Grund: Sinkende Lernleistung, negative gesundheitliche, psychische und soziale Nebenwirkungen

Pressemitteilung der «Gesellschaft für Bildung und Wissen e.V.»*

(14. Dezember 2023) (Frankfurt am Main, 22. November 2023) Über 40 führende Wissenschaftler unterschiedlicher Disziplinen fordern zusammen mit Kinder- und Jugendärzten von den Kultusministern der Länder ein Moratorium der Digitalisierung an Schulen und vorschulischen Bildungseinrichtungen.

Unter den Erstunterzeichnern sind führende Experten wie der Ordinarius für Schulpädagogik Prof. Klaus Zierer (Universität Augsburg), die Mediziner Prof. Manfred Spitzer (Universitätsklinik Ulm) und Prof. Thomas Fuchs (Jaspers-Lehrstuhl Universität Heidelberg) sowie der Medienpädagoge Prof. Ralf Lankau (Hochschule Offenburg).

«Wir fordern die Kultusminister aller 16 Bundesländer auf, bei der Digitalisierung an Schulen und Kitas ein Moratorium zu erlassen», sagt Prof. Ralf Lankau, einer der Initiatoren des Aufrufs:

«Die wissenschaftliche Erkenntnis ist inzwischen, dass Unterricht mit Tablets und Laptops die Kinder bis zur 6. Klasse nicht schlauer, sondern dümmer macht. Hinzu kommen laut Studien negative gesundheitliche, psychische und soziale Wirkungen durch den vermehrten Einsatz digitaler Geräte im Unterricht.
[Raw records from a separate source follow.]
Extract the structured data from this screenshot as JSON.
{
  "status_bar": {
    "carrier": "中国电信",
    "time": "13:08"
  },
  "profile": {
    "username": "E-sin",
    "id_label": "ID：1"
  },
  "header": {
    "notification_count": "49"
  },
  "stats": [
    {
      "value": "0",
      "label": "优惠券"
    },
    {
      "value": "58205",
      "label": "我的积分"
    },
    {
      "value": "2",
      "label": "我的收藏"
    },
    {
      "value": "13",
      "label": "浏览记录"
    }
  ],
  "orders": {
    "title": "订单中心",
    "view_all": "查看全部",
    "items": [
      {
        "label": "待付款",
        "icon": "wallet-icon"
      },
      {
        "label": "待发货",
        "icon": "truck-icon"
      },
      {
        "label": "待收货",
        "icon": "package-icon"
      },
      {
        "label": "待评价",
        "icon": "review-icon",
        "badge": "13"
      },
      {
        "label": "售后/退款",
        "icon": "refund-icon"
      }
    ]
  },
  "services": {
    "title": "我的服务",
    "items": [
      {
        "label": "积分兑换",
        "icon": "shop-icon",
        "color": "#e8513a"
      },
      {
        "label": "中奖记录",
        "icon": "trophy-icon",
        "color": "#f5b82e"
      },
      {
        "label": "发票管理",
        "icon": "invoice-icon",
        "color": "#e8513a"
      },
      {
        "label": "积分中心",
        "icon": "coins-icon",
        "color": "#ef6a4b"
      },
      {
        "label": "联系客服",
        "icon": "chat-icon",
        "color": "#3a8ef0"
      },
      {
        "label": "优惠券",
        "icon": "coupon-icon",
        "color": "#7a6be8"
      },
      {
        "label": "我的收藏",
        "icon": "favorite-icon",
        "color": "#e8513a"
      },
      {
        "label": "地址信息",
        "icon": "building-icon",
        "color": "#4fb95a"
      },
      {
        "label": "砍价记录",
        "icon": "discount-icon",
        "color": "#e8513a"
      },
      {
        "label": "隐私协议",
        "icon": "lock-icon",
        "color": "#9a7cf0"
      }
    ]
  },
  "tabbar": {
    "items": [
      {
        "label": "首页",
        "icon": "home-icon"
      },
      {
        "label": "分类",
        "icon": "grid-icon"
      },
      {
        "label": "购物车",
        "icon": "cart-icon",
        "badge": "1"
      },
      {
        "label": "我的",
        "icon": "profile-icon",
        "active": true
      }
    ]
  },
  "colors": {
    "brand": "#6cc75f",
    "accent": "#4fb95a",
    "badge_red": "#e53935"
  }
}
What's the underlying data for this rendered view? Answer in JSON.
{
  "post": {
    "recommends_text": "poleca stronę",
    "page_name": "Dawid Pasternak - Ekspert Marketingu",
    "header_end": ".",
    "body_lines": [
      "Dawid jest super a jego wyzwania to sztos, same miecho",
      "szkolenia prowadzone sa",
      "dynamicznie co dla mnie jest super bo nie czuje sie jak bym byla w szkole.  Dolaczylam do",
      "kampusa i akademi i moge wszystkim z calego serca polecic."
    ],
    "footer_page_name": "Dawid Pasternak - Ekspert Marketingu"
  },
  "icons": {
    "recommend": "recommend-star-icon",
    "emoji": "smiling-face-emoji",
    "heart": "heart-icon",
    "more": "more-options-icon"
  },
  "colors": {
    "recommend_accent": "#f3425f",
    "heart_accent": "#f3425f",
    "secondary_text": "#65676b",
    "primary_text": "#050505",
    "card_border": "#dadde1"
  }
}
Jetzt ist der Zeitpunkt, dass die Schulpolitik auf die Pädagogen und Kinderärzte dieses Landes hört und den Versuch des digitalen Unterrichts abbricht! In Schweden ist es bereits so weit: Die schwedische Bildungsministerin stoppte den Tablet-Einsatz in der Primarstufe. Das können die Kultusminister in den Ländern nun auch tun.»

Der Moratoriumsaufruf in voller Länge und mit allen Erstunterzeichnern ist verfügbar auf:

https://bildung-wissen.eu/fachbeitraege/wissenschaftler-fordern-moratorium-der-digitalisierung-in-kitas-und-schulen.html

Die skandinavischen Länder waren Vorreiter in der Digitalisierung von Bildungseinrichtungen. Doch die schwedische Regierung korrigierte 2023 die Entscheidung ihrer Vorgänger, bereits Vorschulen des Landes verpflichtend mit digitalen Geräten auszustatten. Der Grund für das Umdenken ist die Stellungnahme von fünf Professoren des renommierten Karolinska-Instituts (Stockholm),1 die die Strategie der Digitalisierung von Schulen in einem Gutachten als falsch kritisierte:

Das Gutachten kommt zum Schluss, dass die behaupteten positiven Befunde nicht belegbar seien. Die Forschung habe stattdessen gezeigt, dass «die Digitalisierung der Schulen grosse, negative Auswirkungen auf den Wissenserwerb der Schüler» habe. Die Ziele (Bildungs- und Chancengerechtigkeit, Unterrichtsverbesserung, gesellschaftliche Teilhabe) würden nicht erreicht, im Gegenteil: «Es ist offensichtlich, dass Bildschirme grosse Nachteile für kleine Kinder haben. Sie behindern das Lernen und die Sprachentwicklung. Zu viel Bildschirmzeit kann zu Konzentrationsschwierigkeiten führen und die körperliche Aktivität verdrängen.»2

Die Deutsche Gesellschaft für Kinder- und Jugendmedizin (DGKJ) hat 2023 die «Leitlinie Prävention dysregulierten Bildschirmmediengebrauchs in Kindheit und Jugend»3 herausgegeben, die von der Bundeszentrale für gesundheitliche Aufklärung (BZgA) sowie von vielen Fachverbänden aus Medizin, Psychologie und Suchtprävention mitgetragen wird. Die wichtigste Empfehlung für alle Altersstufen: Reduktion der Bildschirmzeiten, keine eigenen Geräte für Kinder und keinen unkontrollierten, unbegleiteten Zugang zum Internet.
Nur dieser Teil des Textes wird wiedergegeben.